Two-Step Genome Editing Enables Creation of Full-Length Humanized Mouse Models

The quest for truly human‑like mouse models has long been hampered by the inability to transplant large genomic segments that include both coding sequences and their native regulatory landscapes. Traditional knock‑in strategies often truncate introns or replace promoters, leading to incomplete phenotypic recapitulation. TECHNO addresses these gaps by first excising the native mouse locus with CRISPR/Cas9 ribonucleoproteins and inserting a compact landing pad. In a second step, a bacterial artificial chromosome bearing the entire human gene—complete with introns, UTRs and distal enhancers—is integrated via homology‑directed repair, enabling seamless incorporation of fragments over 200 kb.

Proof‑of‑concept experiments underscore the platform’s versatility. Humanizing the c‑Kit locus restored species‑specific alternative splicing and organ‑restricted expression, while preserving hematopoietic and reproductive functions. The APOBEC3 cluster, spanning seven genes, was introduced intact, yielding expression profiles that mirror human immune cells. A disease‑relevant CYBB allele carrying CGD‑associated mutations reproduced the expected oxidative burst defect, validating the system for precise pathogenic modeling. These results demonstrate that large‑scale human genomic architecture can be faithfully maintained in vivo, opening avenues for studying complex regulatory variants.

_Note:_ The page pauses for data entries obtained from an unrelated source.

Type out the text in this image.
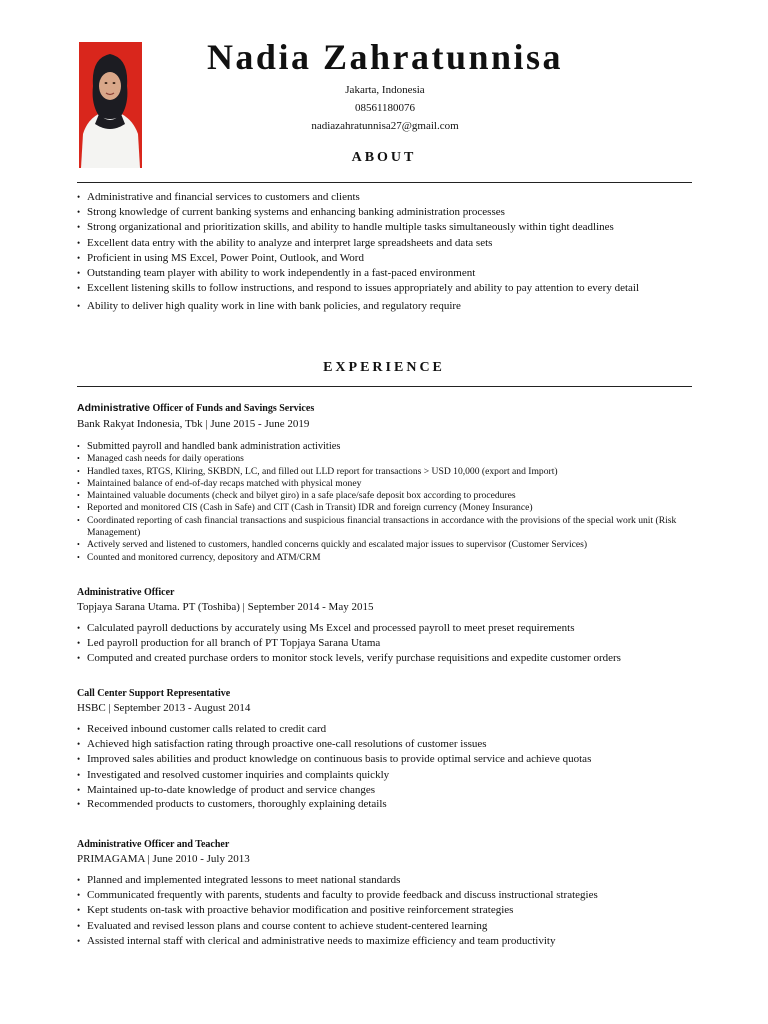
Nadia Zahratunnisa
Jakarta, Indonesia
08561180076
nadiazahratunnisa27@gmail.com
ABOUT
• Administrative and financial services to customers and clients
• Strong knowledge of current banking systems and enhancing banking administration processes
• Strong organizational and prioritization skills, and ability to handle multiple tasks simultaneously within tight deadlines
• Excellent data entry with the ability to analyze and interpret large spreadsheets and data sets
• Proficient in using MS Excel, Power Point, Outlook, and Word
• Outstanding team player with ability to work independently in a fast-paced environment
• Excellent listening skills to follow instructions, and respond to issues appropriately and ability to pay attention to every detail
• Ability to deliver high quality work in line with bank policies, and regulatory require
EXPERIENCE
Administrative Officer of Funds and Savings Services
Bank Rakyat Indonesia, Tbk | June 2015 - June 2019
• Submitted payroll and handled bank administration activities
• Managed cash needs for daily operations
• Handled taxes, RTGS, Kliring, SKBDN, LC, and filled out LLD report for transactions > USD 10,000 (export and Import)
• Maintained balance of end-of-day recaps matched with physical money
• Maintained valuable documents (check and bilyet giro) in a safe place/safe deposit box according to procedures
• Reported and monitored CIS (Cash in Safe) and CIT (Cash in Transit) IDR and foreign currency (Money Insurance)
• Coordinated reporting of cash financial transactions and suspicious financial transactions in accordance with the provisions of the special work unit (Risk Management)
• Actively served and listened to customers, handled concerns quickly and escalated major issues to supervisor (Customer Services)
• Counted and monitored currency, depository and ATM/CRM
Administrative Officer
Topjaya Sarana Utama. PT (Toshiba) | September 2014 - May 2015
• Calculated payroll deductions by accurately using Ms Excel and processed payroll to meet preset requirements
• Led payroll production for all branch of PT Topjaya Sarana Utama
• Computed and created purchase orders to monitor stock levels, verify purchase requisitions and expedite customer orders
Call Center Support Representative
HSBC | September 2013 - August 2014
• Received inbound customer calls related to credit card
• Achieved high satisfaction rating through proactive one-call resolutions of customer issues
• Improved sales abilities and product knowledge on continuous basis to provide optimal service and achieve quotas
• Investigated and resolved customer inquiries and complaints quickly
• Maintained up-to-date knowledge of product and service changes
• Recommended products to customers, thoroughly explaining details
Administrative Officer and Teacher
PRIMAGAMA | June 2010 - July 2013
• Planned and implemented integrated lessons to meet national standards
• Communicated frequently with parents, students and faculty to provide feedback and discuss instructional strategies
• Kept students on-task with proactive behavior modification and positive reinforcement strategies
• Evaluated and revised lesson plans and course content to achieve student-centered learning
• Assisted internal staff with clerical and administrative needs to maximize efficiency and team productivity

Beyond academic inquiry, TECHNO is poised to reshape drug discovery and precision medicine pipelines. Companies can now generate high‑fidelity disease models to screen candidates earlier, reducing attrition rates linked to species‑specific pharmacodynamics. The method’s reliance on standard CRISPR reagents and widely available BAC libraries facilitates rapid adoption across laboratories, while its scalability supports the creation of extensive humanized allele libraries for AI‑driven comparative genomics. As functional genomics moves toward systems‑level integration, TECHNO offers a robust foundation for linking genotype to phenotype in a mammalian context.